Continuing with reading, on page 3-13, "The HERA program, a project that was highly ranked by the RMS-PPP and included by the committee in its list of compelling cases for a competed mid-scale program at NSF, provides a development pathway for the SKA-low facility. Progress on development of the SKA-mid pathfinder instruments, the Allen Telescope Array in the U.S., the MeerKAT in South Africa and the ASKAP in Australia, and in new instruments and new observing modes on the existing facilities ... will provide crucial insight into the optimal path towards a full SKA-mid." That's good to see mentioned. Sounds like it lays the groundwork for a strong future proposal to get funded. It's not a promise of funding, though. Not that such a promise was expected.

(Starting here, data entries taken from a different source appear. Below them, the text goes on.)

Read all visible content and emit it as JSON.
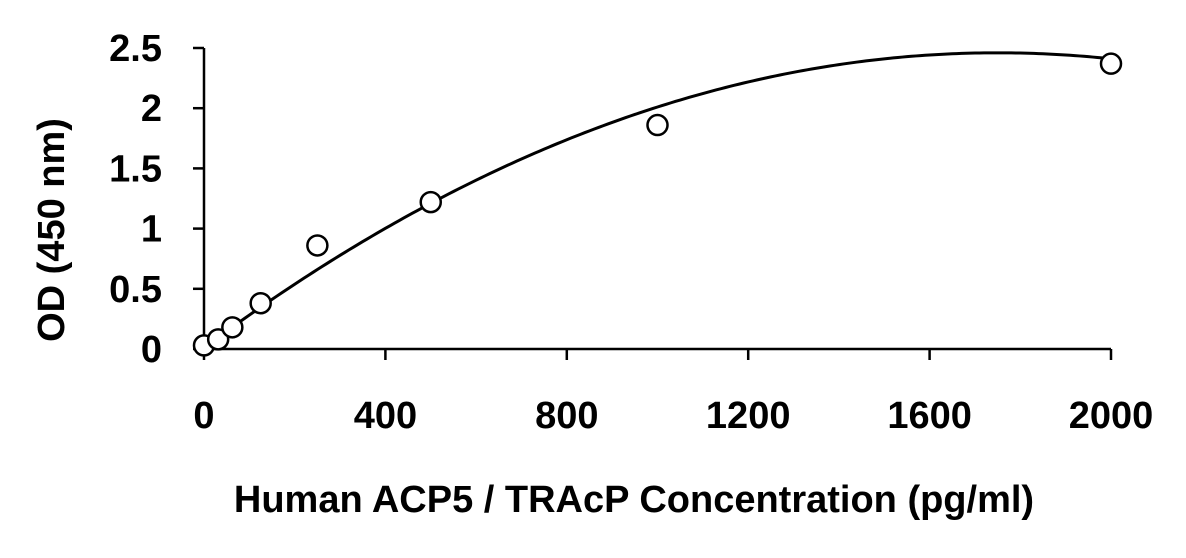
{
  "chart_data": {
    "type": "scatter",
    "title": "",
    "xlabel": "Human ACP5 / TRAcP Concentration (pg/ml)",
    "ylabel": "OD (450 nm)",
    "xlim": [
      0,
      2000
    ],
    "ylim": [
      0,
      2.5
    ],
    "x_ticks": [
      0,
      400,
      800,
      1200,
      1600,
      2000
    ],
    "y_ticks": [
      0,
      0.5,
      1,
      1.5,
      2,
      2.5
    ],
    "x_tick_labels": [
      "0",
      "400",
      "800",
      "1200",
      "1600",
      "2000"
    ],
    "y_tick_labels": [
      "0",
      "0.5",
      "1",
      "1.5",
      "2",
      "2.5"
    ],
    "grid": false,
    "series": [
      {
        "points": [
          {
            "x": 0,
            "y": 0.03
          },
          {
            "x": 31.25,
            "y": 0.08
          },
          {
            "x": 62.5,
            "y": 0.18
          },
          {
            "x": 125,
            "y": 0.38
          },
          {
            "x": 250,
            "y": 0.86
          },
          {
            "x": 500,
            "y": 1.22
          },
          {
            "x": 1000,
            "y": 1.86
          },
          {
            "x": 2000,
            "y": 2.37
          }
        ],
        "marker": "open-circle",
        "color": "#000000"
      }
    ],
    "fit": {
      "type": "polynomial",
      "coefficients": [
        0.01,
        0.0028,
        -8e-07
      ],
      "x_range": [
        0,
        2000
      ],
      "color": "#000000"
    }
  }
}
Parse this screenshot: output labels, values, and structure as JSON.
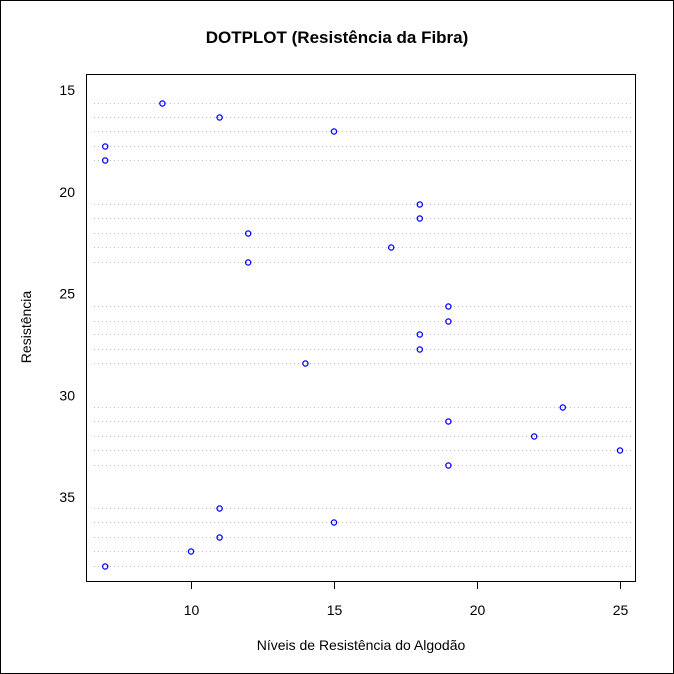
{
  "chart_data": {
    "type": "scatter",
    "subtype": "dotchart",
    "title": "DOTPLOT (Resistência da Fibra)",
    "xlabel": "Níveis de Resistência do Algodão",
    "ylabel": "Resistência",
    "xlim": [
      6.9,
      25.6
    ],
    "ylim": [
      15.0,
      39.0
    ],
    "x_ticks": [
      10,
      15,
      20,
      25
    ],
    "y_ticks": [
      15,
      20,
      25,
      30,
      35
    ],
    "y_axis_reversed": true,
    "grid": "horizontal dotted lines per point",
    "point_color": "#0000ff",
    "gridline_color": "#bebebe",
    "rows_y": [
      15.64,
      16.33,
      17.02,
      17.75,
      18.43,
      20.59,
      21.27,
      22.01,
      22.7,
      23.44,
      25.59,
      26.33,
      27.01,
      27.75,
      28.43,
      30.59,
      31.27,
      32.01,
      32.7,
      33.44,
      35.54,
      36.23,
      36.96,
      37.65,
      38.38
    ],
    "values": [
      9,
      11,
      15,
      7,
      7,
      18,
      18,
      12,
      17,
      12,
      19,
      19,
      18,
      18,
      14,
      23,
      19,
      22,
      25,
      19,
      11,
      15,
      11,
      10,
      7
    ]
  }
}
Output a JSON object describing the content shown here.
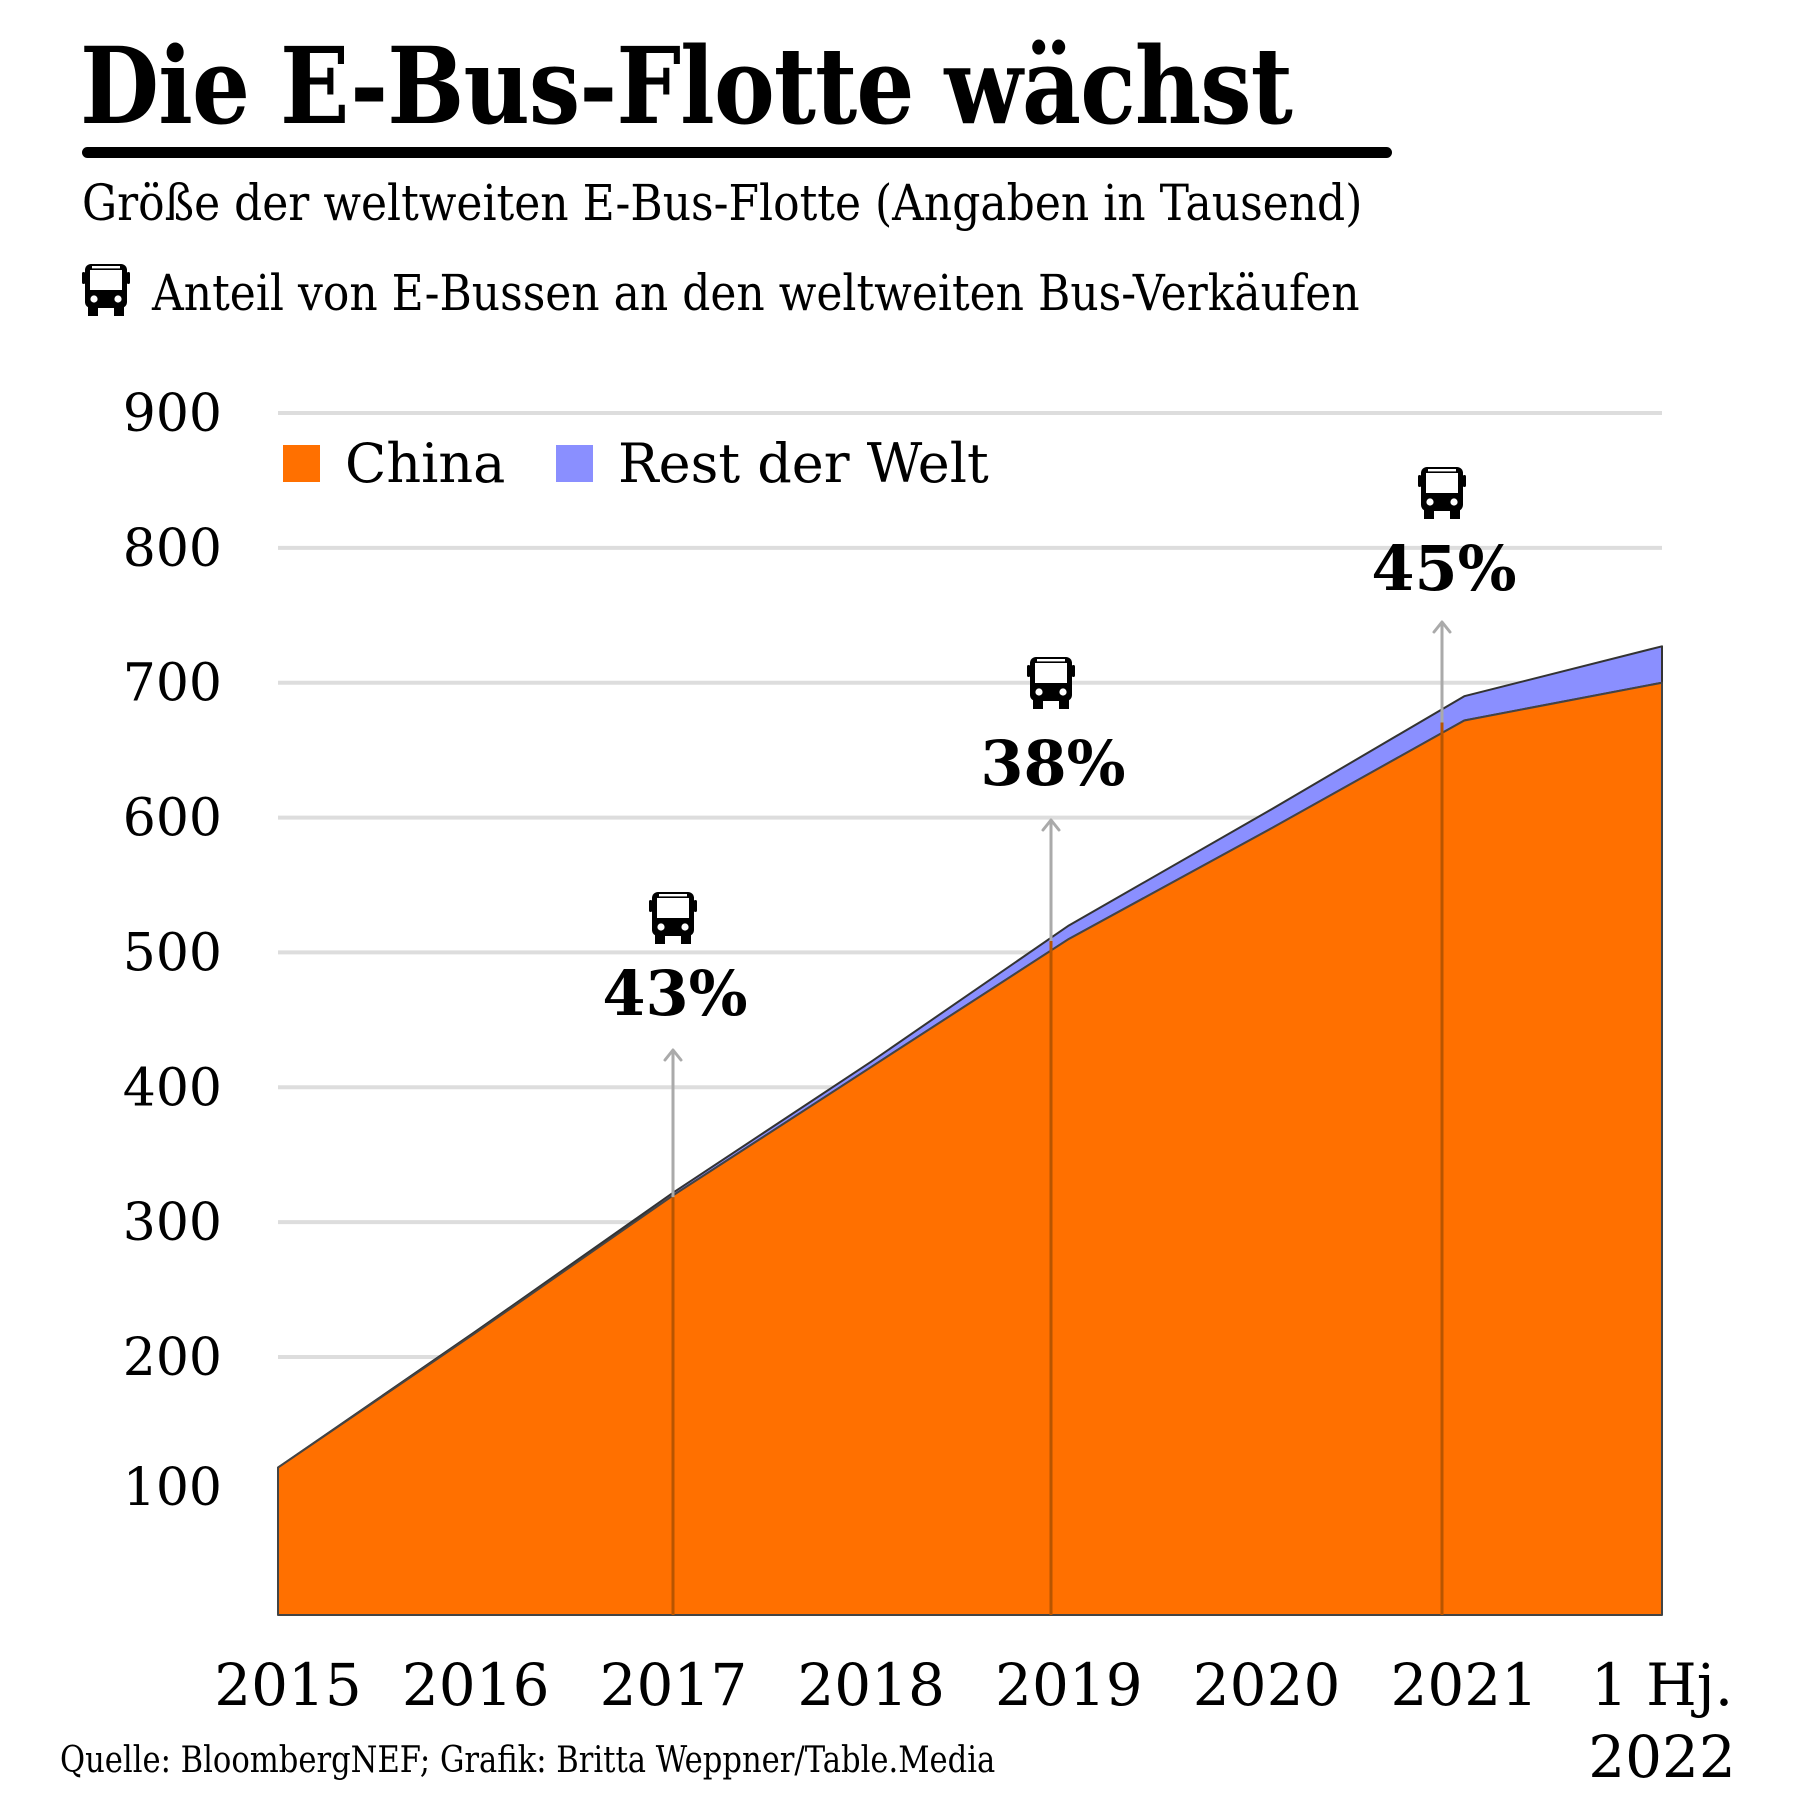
{
  "header": {
    "title": "Die E-Bus-Flotte wächst",
    "subtitle": "Größe der weltweiten E-Bus-Flotte (Angaben in Tausend)",
    "subtitle_icon": "bus-icon",
    "subtitle2": "Anteil von E-Bussen an den weltweiten Bus-Verkäufen"
  },
  "footer": {
    "source": "Quelle: BloombergNEF; Grafik: Britta Weppner/Table.Media"
  },
  "colors": {
    "china": "#FF7000",
    "rest_der_welt": "#8A8FFF",
    "gridline": "#DDDDDD",
    "annotation_arrow": "#AAAAAA"
  },
  "chart_data": {
    "type": "area",
    "stacked": true,
    "title": "Die E-Bus-Flotte wächst",
    "subtitle": "Größe der weltweiten E-Bus-Flotte (Angaben in Tausend)",
    "xlabel": "",
    "ylabel": "",
    "x": [
      "2015",
      "2016",
      "2017",
      "2018",
      "2019",
      "2020",
      "2021",
      "1 Hj. 2022"
    ],
    "x_tick_labels": [
      [
        "2015"
      ],
      [
        "2016"
      ],
      [
        "2017"
      ],
      [
        "2018"
      ],
      [
        "2019"
      ],
      [
        "2020"
      ],
      [
        "2021"
      ],
      [
        "1 Hj.",
        "2022"
      ]
    ],
    "y_ticks": [
      100,
      200,
      300,
      400,
      500,
      600,
      700,
      800,
      900
    ],
    "ylim": [
      0,
      900
    ],
    "grid": true,
    "legend_position": "top-left",
    "series": [
      {
        "name": "China",
        "color": "#FF7000",
        "values": [
          118,
          218,
          320,
          415,
          510,
          590,
          672,
          700
        ]
      },
      {
        "name": "Rest der Welt",
        "color": "#8A8FFF",
        "values": [
          0,
          1,
          2,
          4,
          10,
          14,
          18,
          27
        ]
      }
    ],
    "annotations": [
      {
        "x": "2017",
        "label": "43%",
        "icon": "bus-icon"
      },
      {
        "x": "2019",
        "label": "38%",
        "icon": "bus-icon"
      },
      {
        "x": "2021",
        "label": "45%",
        "icon": "bus-icon"
      }
    ]
  }
}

12:11 pm EDT: Second use of "tripwires" for projects. A very colorful phrase.
Interesting plot on 4-15: papers in all astronomy fields are increasing. Instrumentation papers seem to be low in number, but holding their own against other fields (same percentage contribution to total paper number).
On 5-14 for Data Reduction and Analysis Software: "Flexibility, openness, and platform independence, modularity, and public dissemination are essential to this effort. Focused investment in a series of small-scale initiatives for common tool development ... may be the most cost-effective approach, although there are undoubtedly synergies with the pipeline development needed for the large-scale projects." Sounds helpful for some of my projects like AIPY, SPEAD, and CASPER.
12:18 pm EDT: Comments on the SKA? Answer: SKA is the future, but the US can't pay for the construction on the proposed time scale (but slower might be ok). Technology development should be prioritized though. Low-frequency SKA, though, targets EoR, and we're interested in projects targeting that. Yes!
On 5-21 for Technology Development: "The committee received community input in the form of white papers on the funding needs for technology development in areas such as ... high speed, large N correlators. In these areas and others, researchers ... had come together to plan a coherent strategy for the decade. The OIR and RMS panels made a convincing case that the current level of ATI funding needs to be augmented in order to successfully pursue these highly-ranked technology development programs and roadmaps." Looks like my white paper fell on receptive ears.
12:28 pm EDT: Neil Tyson is closing down Q&A. He is one cool dude. I'm glad he was on the panel.
On 7-7 for Science Objectives for the Decade: "Find and explore the epoch of reionization using hydrogen line observations starting with the HERA telescopes that are already under construction." Wham. And in Table 7.1 on 7-32, Priority 2, Projects thought compelling: HERA.
On B-2 for Program Priorization, in Table B.1, I see both ATA and HERA. I'd say ATA didn't necessarily win big in the review, but at least they're there.
And finally, in appendix D-1: "Hydrogen Epoch of Reionization Array ... is a multi- stage project in radio astronomy to understand how hydrogen is ionized after the first stars start to shine. The first phase (HERA I) is under way and will demonstrate the feasibility of the technical approach. The second phase (HERA II) would serve as a pathfinder for an eventual world-wide effort in the following decade to construct a facility with a total collecting area of a square kilometer and the power to make detailed maps of this critical epoch in the history of the universe. Proceeding with HERA II should be subject to HERA I meeting stringent performance requirements in its ability to achieve system calibration and the removal of cosmic foreground emission." We've got our work cut out for us!